Salmón

¿Sentís cuando me alejo? me pregunto si te darás cuenta y se te escapa del cuerpo un estremecimiento esforzado, tal vez un recuerdo o un olvido que despierta. ¿Llegará a existir esa cercanía entre nosotros?, o a lo sumo me corro, te abandono sacudiendo un brazo y te observo al caer. Mi orgullo dice que caés al vacío, pero apenas regreso y bajo la mirada seguís sujeta a un tobillo, por un cordón de mis zapatos. No sé cómo ni por qué, pero sujeta.

Últimamente me siento en desventaja. En cada movimiento te encuentro adelantada, lo que me lleva a pensar que fue siempre así, nada más que ahora saberlo cansa. Toda estrategia, control, cada silencio, cómo sé si están conmigo o si vos los recorrés sin huella. Me incomoda imaginarte con ese acceso alevoso. O peor, de ser así, perturba que me sigas queriendo.
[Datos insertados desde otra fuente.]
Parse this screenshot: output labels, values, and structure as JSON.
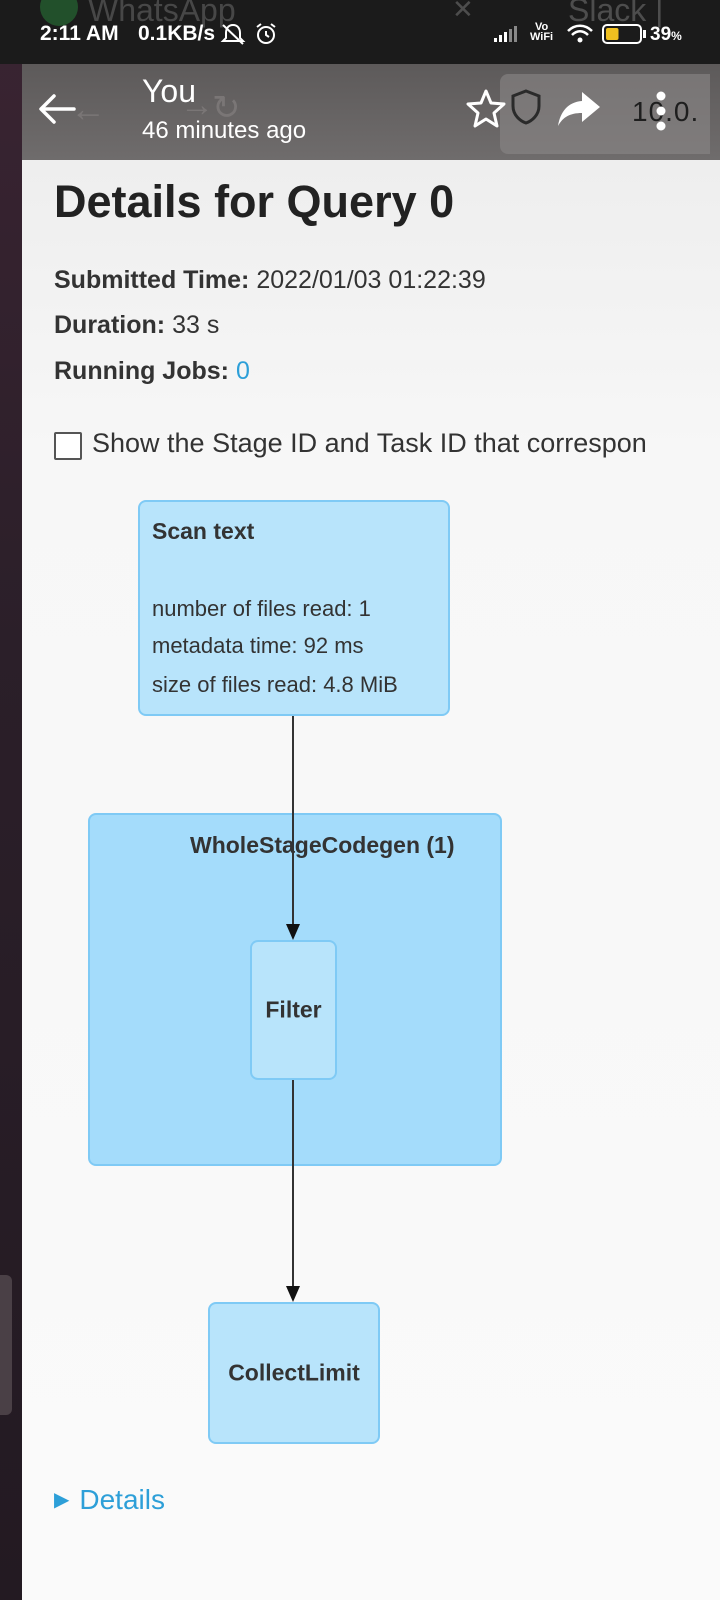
{
  "status_bar": {
    "time": "2:11 AM",
    "speed": "0.1KB/s",
    "vowifi_top": "Vo",
    "vowifi_bottom": "WiFi",
    "battery": "39",
    "battery_unit": "%",
    "battery_level": 0.39
  },
  "background_browser": {
    "tab_1": "WhatsApp",
    "tab_2": "Slack | Sea",
    "url_fragment": "10.0."
  },
  "toolbar": {
    "title": "You",
    "subtitle": "46 minutes ago"
  },
  "page": {
    "title": "Details for Query 0",
    "submitted_label": "Submitted Time:",
    "submitted_value": "2022/01/03 01:22:39",
    "duration_label": "Duration:",
    "duration_value": "33 s",
    "jobs_label": "Running Jobs:",
    "jobs_value": "0",
    "checkbox_label": "Show the Stage ID and Task ID that correspon",
    "details_label": "Details"
  },
  "dag": {
    "scan_node": {
      "title": "Scan text",
      "metrics": [
        "number of files read: 1",
        "metadata time: 92 ms",
        "size of files read: 4.8 MiB"
      ]
    },
    "cluster_label": "WholeStageCodegen (1)",
    "filter_label": "Filter",
    "collect_label": "CollectLimit"
  },
  "colors": {
    "node_fill": "#b8e4fb",
    "cluster_fill": "#a4dcfb",
    "node_border": "#7fcaf5",
    "link": "#2d9fd8"
  }
}
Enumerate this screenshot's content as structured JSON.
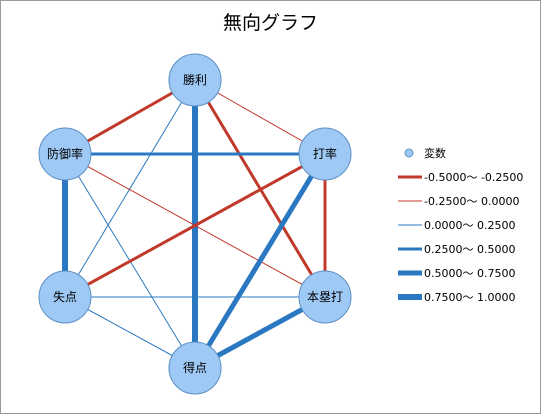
{
  "title": "無向グラフ",
  "colors": {
    "negative": "#c0392b",
    "positive": "#2a78c2",
    "node_fill": "#9ec9f5",
    "node_stroke": "#5b8fc4"
  },
  "nodes": [
    {
      "id": "win",
      "label": "勝利"
    },
    {
      "id": "hit",
      "label": "打率"
    },
    {
      "id": "hr",
      "label": "本塁打"
    },
    {
      "id": "runs",
      "label": "得点"
    },
    {
      "id": "runs_allowed",
      "label": "失点"
    },
    {
      "id": "era",
      "label": "防御率"
    }
  ],
  "edges": [
    {
      "from": "win",
      "to": "era",
      "sign": "negative",
      "band": 1
    },
    {
      "from": "win",
      "to": "hit",
      "sign": "negative",
      "band": 0
    },
    {
      "from": "win",
      "to": "hr",
      "sign": "negative",
      "band": 1
    },
    {
      "from": "win",
      "to": "runs",
      "sign": "positive",
      "band": 3
    },
    {
      "from": "win",
      "to": "runs_allowed",
      "sign": "positive",
      "band": 0
    },
    {
      "from": "era",
      "to": "hit",
      "sign": "positive",
      "band": 1
    },
    {
      "from": "era",
      "to": "runs_allowed",
      "sign": "positive",
      "band": 3
    },
    {
      "from": "era",
      "to": "hr",
      "sign": "negative",
      "band": 0
    },
    {
      "from": "era",
      "to": "runs",
      "sign": "positive",
      "band": 0
    },
    {
      "from": "hit",
      "to": "hr",
      "sign": "negative",
      "band": 1
    },
    {
      "from": "hit",
      "to": "runs_allowed",
      "sign": "negative",
      "band": 1
    },
    {
      "from": "hit",
      "to": "runs",
      "sign": "positive",
      "band": 2
    },
    {
      "from": "runs_allowed",
      "to": "hr",
      "sign": "positive",
      "band": 0
    },
    {
      "from": "runs_allowed",
      "to": "runs",
      "sign": "positive",
      "band": 0
    },
    {
      "from": "runs",
      "to": "hr",
      "sign": "positive",
      "band": 2
    }
  ],
  "legend": {
    "variable_label": "変数",
    "items": [
      {
        "label": "-0.5000～ -0.2500",
        "sign": "negative",
        "band": 1
      },
      {
        "label": "-0.2500～ 0.0000",
        "sign": "negative",
        "band": 0
      },
      {
        "label": "0.0000～ 0.2500",
        "sign": "positive",
        "band": 0
      },
      {
        "label": "0.2500～ 0.5000",
        "sign": "positive",
        "band": 1
      },
      {
        "label": "0.5000～ 0.7500",
        "sign": "positive",
        "band": 2
      },
      {
        "label": "0.7500～ 1.0000",
        "sign": "positive",
        "band": 3
      }
    ]
  }
}
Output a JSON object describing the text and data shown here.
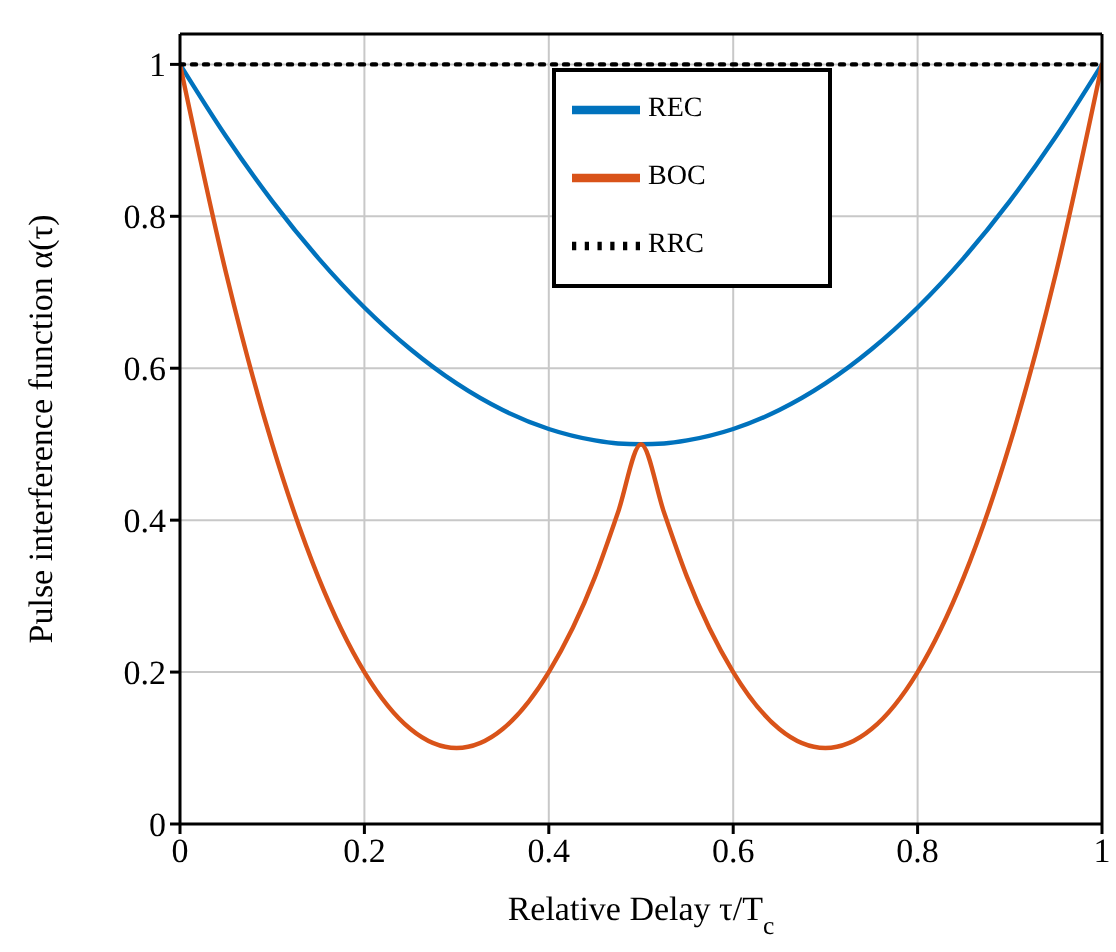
{
  "chart_data": {
    "type": "line",
    "xlabel": "Relative Delay τ/T$_{c}$",
    "ylabel": "Pulse interference function α(τ)",
    "xlim": [
      0,
      1
    ],
    "ylim": [
      0,
      1.04
    ],
    "xticks": [
      0,
      0.2,
      0.4,
      0.6,
      0.8,
      1
    ],
    "yticks": [
      0,
      0.2,
      0.4,
      0.6,
      0.8,
      1
    ],
    "grid": true,
    "legend": "top",
    "marker": "none",
    "line_style": "solid",
    "x": [
      0,
      0.05,
      0.1,
      0.15,
      0.2,
      0.25,
      0.3,
      0.35,
      0.4,
      0.45,
      0.475,
      0.5,
      0.525,
      0.55,
      0.6,
      0.65,
      0.7,
      0.75,
      0.8,
      0.85,
      0.9,
      0.95,
      1
    ],
    "series": [
      {
        "name": "REC",
        "color": "#0072bd",
        "values": [
          1,
          0.905,
          0.82,
          0.745,
          0.68,
          0.625,
          0.58,
          0.545,
          0.52,
          0.505,
          0.501,
          0.5,
          0.501,
          0.505,
          0.52,
          0.545,
          0.58,
          0.625,
          0.68,
          0.745,
          0.82,
          0.905,
          1
        ]
      },
      {
        "name": "BOC",
        "color": "#d95319",
        "values": [
          1,
          0.725,
          0.5,
          0.325,
          0.2,
          0.125,
          0.1,
          0.125,
          0.2,
          0.325,
          0.41,
          0.5,
          0.41,
          0.325,
          0.2,
          0.125,
          0.1,
          0.125,
          0.2,
          0.325,
          0.5,
          0.725,
          1
        ]
      },
      {
        "name": "RRC",
        "color": "#000000",
        "line_style": "dotted",
        "values": [
          1,
          1,
          1,
          1,
          1,
          1,
          1,
          1,
          1,
          1,
          1,
          1,
          1,
          1,
          1,
          1,
          1,
          1,
          1,
          1,
          1,
          1,
          1
        ]
      }
    ]
  }
}
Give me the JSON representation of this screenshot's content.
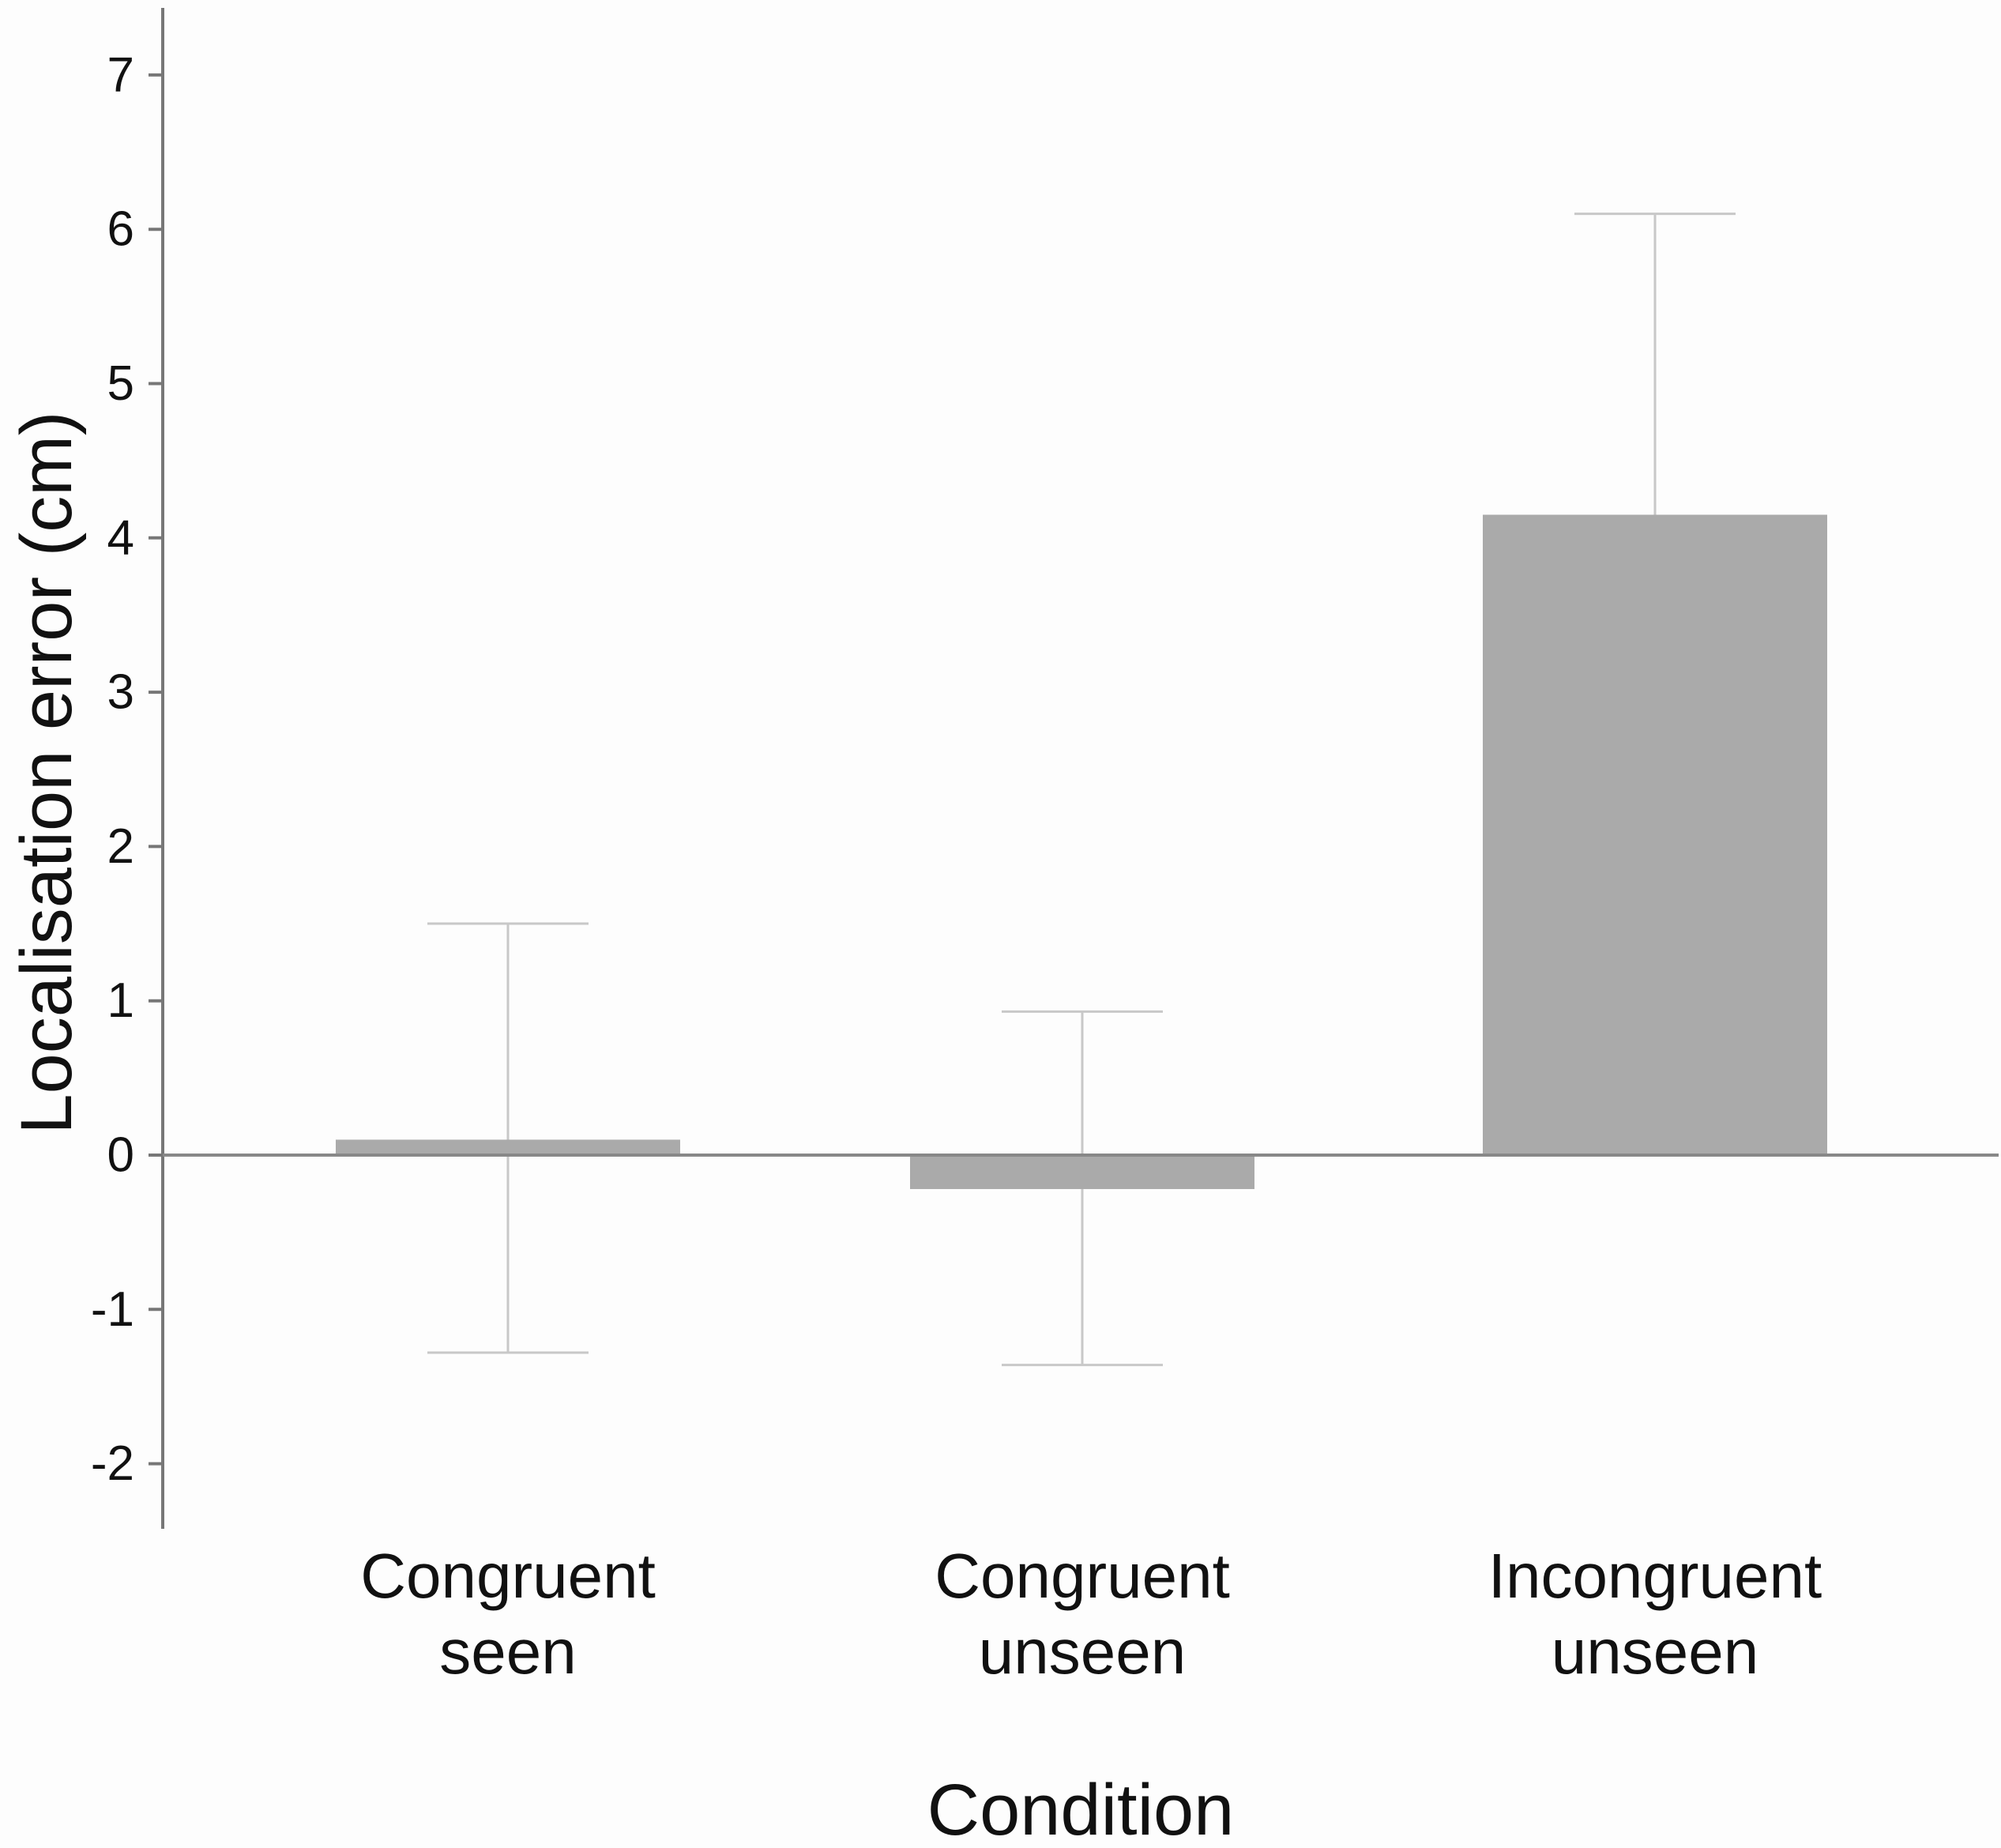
{
  "chart_data": {
    "type": "bar",
    "categories": [
      [
        "Congruent",
        "seen"
      ],
      [
        "Congruent",
        "unseen"
      ],
      [
        "Incongruent",
        "unseen"
      ]
    ],
    "values": [
      0.1,
      -0.22,
      4.15
    ],
    "error_bars": [
      {
        "upper": 1.5,
        "lower": -1.28
      },
      {
        "upper": 0.93,
        "lower": -1.36
      },
      {
        "upper": 6.1,
        "lower": null
      }
    ],
    "title": "",
    "xlabel": "Condition",
    "ylabel": "Localisation error (cm)",
    "ylim": [
      -2.4,
      7.4
    ],
    "yticks": [
      7,
      6,
      5,
      4,
      3,
      2,
      1,
      0,
      -1,
      -2
    ],
    "ytick_labels": [
      "7",
      "6",
      "5",
      "4",
      "3",
      "2",
      "1",
      "0",
      "-1",
      "-2"
    ],
    "grid": false,
    "legend": null,
    "colors": {
      "bar": "#aaaaaa",
      "error_bar": "#c8c8c8",
      "axis": "#777777",
      "zero_line": "#888888",
      "text": "#111111",
      "background": "#fdfdfd"
    }
  }
}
Por momentos siento que ya penetraste demasiado y yo, no hago más que darte vueltas. Con suerte, rozarte una idea para volver despacio al punto inicial y notar tu voz diferente a lo lejos, como quien guarda algo que no es nuestro.

Cuando después de odiarte nos vemos, mis gestos son pura vergüenza. Busco sin éxito al rencor que seguro estaba segundos antes. O se escondió, o me lo sacaste. Puedo mirarte de a ratos, y de a poco me tranquilizo entendiendo que nunca te odié, pese a quererlo.